What is a superfood anyway?
“Fruits and vegetables are protective to health as they’re helpful at reducing the risk of coronary heart disease, stroke, and some cancers. They’re also low in calories, which helps prevent obesity,” says Isabel Maples, RDN, spokesperson for the Academy of Nutrition and Dietetics. While the term “superfood” doesn’t have an exact definition, Maples says dietitians would say it means nutrient-packed—and lots of fall produce fits that description. You could also count these foods as functional, she says, meaning there’s science behind the fact that they’re better for your body, offering vitamins, minerals, fiber, and antioxidants. “In addition, if the food you eat is flavorful and satisfying, there is a good chance you will eat less and consume fewer calories, too,” she adds. And that’s the key to dropping pounds.
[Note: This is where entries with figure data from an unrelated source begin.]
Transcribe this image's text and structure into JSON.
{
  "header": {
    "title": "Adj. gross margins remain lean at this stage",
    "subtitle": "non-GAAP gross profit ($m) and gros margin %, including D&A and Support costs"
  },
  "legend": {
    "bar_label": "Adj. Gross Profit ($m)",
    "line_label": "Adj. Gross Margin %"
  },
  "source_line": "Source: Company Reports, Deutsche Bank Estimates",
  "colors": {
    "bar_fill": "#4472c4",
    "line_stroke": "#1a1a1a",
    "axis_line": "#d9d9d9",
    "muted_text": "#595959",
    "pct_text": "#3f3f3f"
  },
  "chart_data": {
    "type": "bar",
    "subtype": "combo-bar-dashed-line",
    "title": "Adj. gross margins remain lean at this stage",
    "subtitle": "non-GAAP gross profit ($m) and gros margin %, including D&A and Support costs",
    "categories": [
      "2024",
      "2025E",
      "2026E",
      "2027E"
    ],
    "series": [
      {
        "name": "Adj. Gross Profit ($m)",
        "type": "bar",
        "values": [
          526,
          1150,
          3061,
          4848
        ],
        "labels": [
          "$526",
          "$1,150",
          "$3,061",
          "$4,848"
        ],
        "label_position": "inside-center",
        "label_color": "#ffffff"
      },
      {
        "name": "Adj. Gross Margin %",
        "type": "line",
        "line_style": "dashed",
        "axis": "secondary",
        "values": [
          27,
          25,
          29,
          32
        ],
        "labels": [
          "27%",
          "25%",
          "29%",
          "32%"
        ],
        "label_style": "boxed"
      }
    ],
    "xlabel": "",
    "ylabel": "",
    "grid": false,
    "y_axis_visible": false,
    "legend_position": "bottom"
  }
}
Check out this list of fall superfoods for weight loss so you know what to turn to when you want a satisfying dish featuring new flavors, with few calories and plenty of nutrients. And check out this list to find out the in-season fruits and veggies for every month of the year.
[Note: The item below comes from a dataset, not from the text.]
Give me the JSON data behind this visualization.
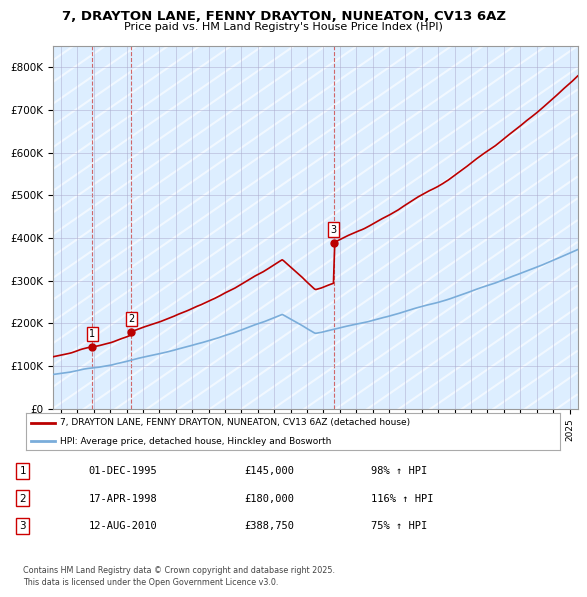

This fall fruit staple gets a good rep for a reason: it contains copious amounts of fiber, the nutrient that keeps you full and helps with healthy digestion. You also get antioxidants and a compound called quercetin that fights cancer cells, says Maples.
“For starters, pears are an excellent source of fiber; just one contains one-quarter of our daily fiber needs,” says Maples. Also, people who eat anthocyanin-rich foods, like pears, have a lower risk of developing diabetes, according to a Harvard study of nearly 200,000 men and women. Check the neck of a pear to pick a ripe one—you’ll know it’s good if it has just a little pressure, Maples says.